Laudato si’: On Care For Our Common Home was published in May 2015, six months ahead of the Paris climate summit, and calls climate change “one of the principal challenges facing humanity in our day.”

Noting that “spiritual teaching obviously plays a crucial role in communities around the world,” Gore said Francis is a model for leaders of other faith traditions to communicate the dangers posed by the climate crisis and our duty as stewards of God’s creation to solve it.

“I believe that the purpose of life is to glorify God — and if we heap contempt and destruction on God’s creation, that is grotesquely inconsistent with the way we are supposed to be living our lives,” said Gore, who is a Baptist.
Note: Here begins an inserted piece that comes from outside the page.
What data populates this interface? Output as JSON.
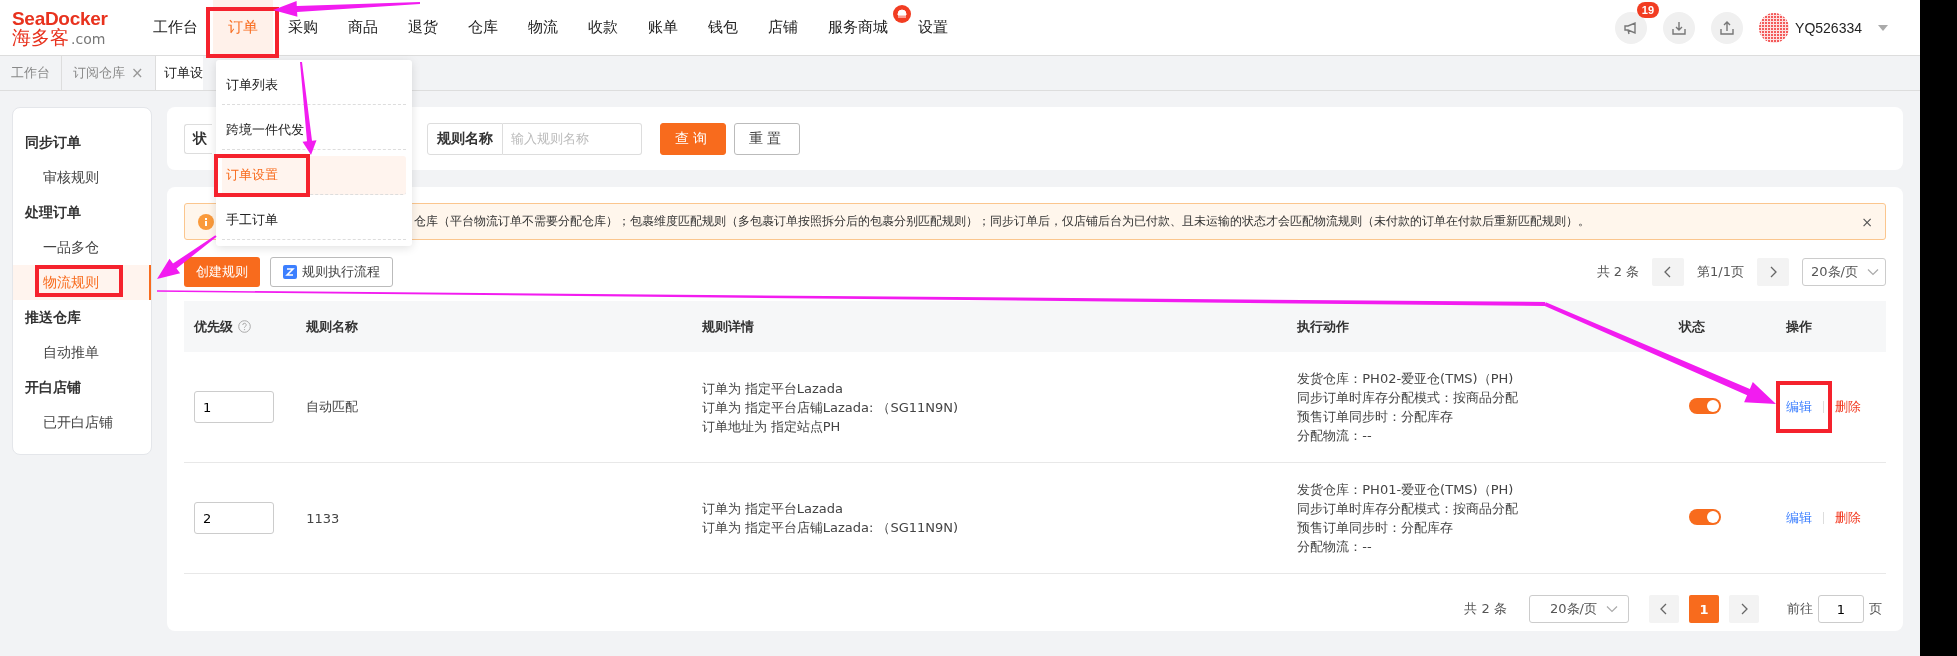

“Moreover, the climate crisis is now the biggest existential challenge humanity has ever faced. And it is not only humanity that is at risk; according to the world’s biologists, up to half of all the living species with which we share this Earth are in danger of extinction during this century. When Noah was instructed to gather two of every species in his ark in order to ‘keep them alive with thee,’ I believe that instruction is also meant for us,” he said.

“Virtually all of my Catholic colleagues and friends are thrilled to the marrow of their bones that he is providing this kind of spiritual leadership. As am I.”
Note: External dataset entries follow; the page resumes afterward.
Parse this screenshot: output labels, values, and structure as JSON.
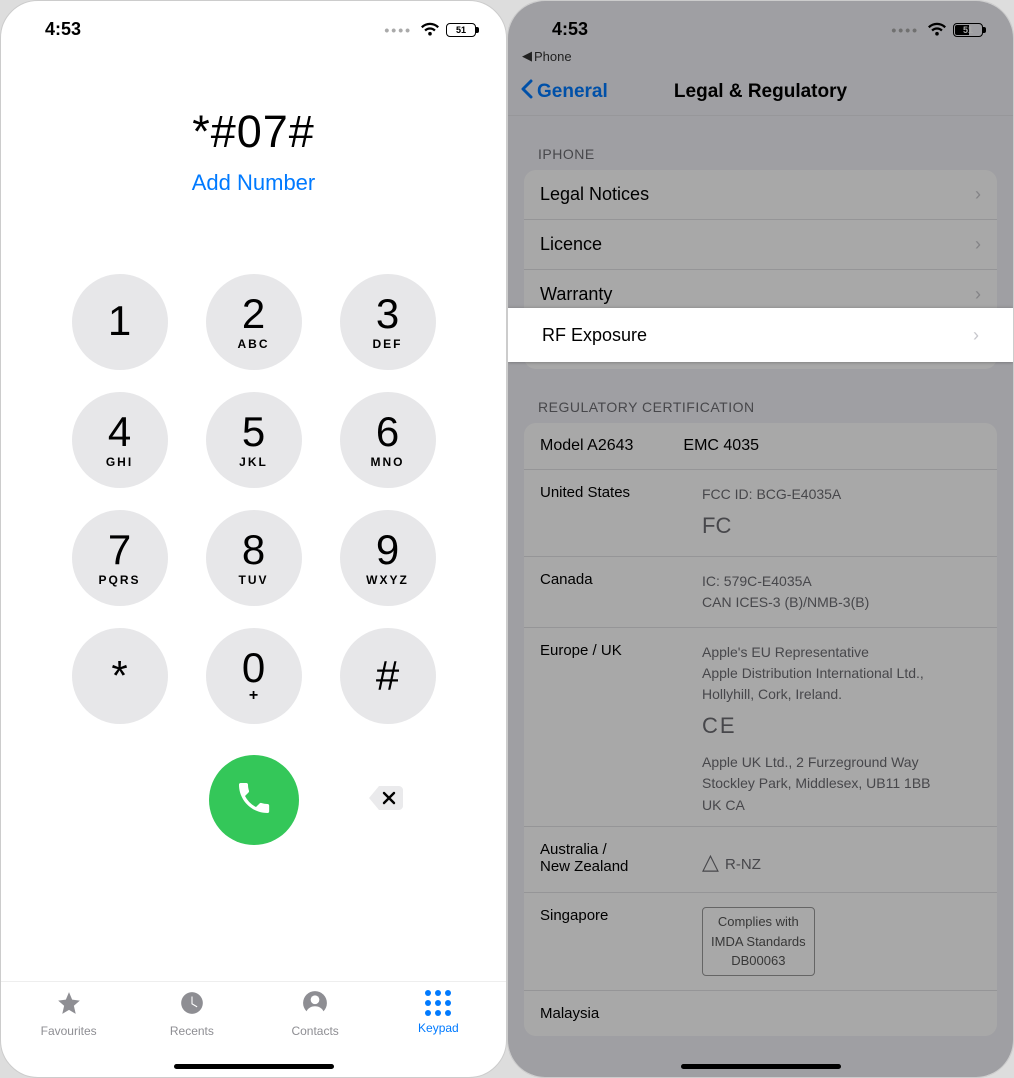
{
  "status": {
    "time": "4:53",
    "battery_pct": "51"
  },
  "dialer": {
    "entered_number": "*#07#",
    "add_number_label": "Add Number",
    "keys": [
      {
        "digit": "1",
        "letters": ""
      },
      {
        "digit": "2",
        "letters": "ABC"
      },
      {
        "digit": "3",
        "letters": "DEF"
      },
      {
        "digit": "4",
        "letters": "GHI"
      },
      {
        "digit": "5",
        "letters": "JKL"
      },
      {
        "digit": "6",
        "letters": "MNO"
      },
      {
        "digit": "7",
        "letters": "PQRS"
      },
      {
        "digit": "8",
        "letters": "TUV"
      },
      {
        "digit": "9",
        "letters": "WXYZ"
      },
      {
        "digit": "*",
        "letters": ""
      },
      {
        "digit": "0",
        "letters": "+"
      },
      {
        "digit": "#",
        "letters": ""
      }
    ],
    "tabs": {
      "favourites": "Favourites",
      "recents": "Recents",
      "contacts": "Contacts",
      "keypad": "Keypad"
    }
  },
  "settings": {
    "back_app": "Phone",
    "nav_back": "General",
    "title": "Legal & Regulatory",
    "section_iphone": "IPHONE",
    "iphone_group": {
      "legal_notices": "Legal Notices",
      "licence": "Licence",
      "warranty": "Warranty",
      "rf_exposure": "RF Exposure"
    },
    "section_reg": "REGULATORY CERTIFICATION",
    "model": "Model A2643",
    "emc": "EMC 4035",
    "reg": {
      "us": {
        "label": "United States",
        "value": "FCC ID: BCG-E4035A",
        "symbol": "FC"
      },
      "canada": {
        "label": "Canada",
        "value1": "IC: 579C-E4035A",
        "value2": "CAN ICES-3 (B)/NMB-3(B)"
      },
      "europe": {
        "label": "Europe / UK",
        "rep1": "Apple's EU Representative",
        "rep2": "Apple Distribution International Ltd.,",
        "rep3": "Hollyhill, Cork, Ireland.",
        "uk1": "Apple UK Ltd., 2 Furzeground Way",
        "uk2": "Stockley Park, Middlesex, UB11 1BB",
        "ce": "CE",
        "ukca": "UK CA"
      },
      "anz": {
        "label1": "Australia /",
        "label2": "New Zealand",
        "symbol": "R-NZ"
      },
      "singapore": {
        "label": "Singapore",
        "box1": "Complies with",
        "box2": "IMDA Standards",
        "box3": "DB00063"
      },
      "malaysia": {
        "label": "Malaysia"
      }
    }
  }
}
Gore also spoke to Vatican News about Francis’s June 9 meeting with oil executives, in which the pope challenged them to transition to less-polluting energy sources.

RELATED: Pope tells oil execs that clean energy an ‘epochal’ challenge

“Pope Francis’s conference at the Vatican with oil company executives is an extremely encouraging sign that this transition to a sustainable future may quickly becoming a reality rather than a dream,” he said. “But, we need to move even faster to ensure this transition occurs in time to prevent the worst effects of the climate crisis.”

This is not the first time the former vice president has praised the current pontiff: In a 2017 CNN interview, he said “because of Pope Francis, I really could become a Catholic.”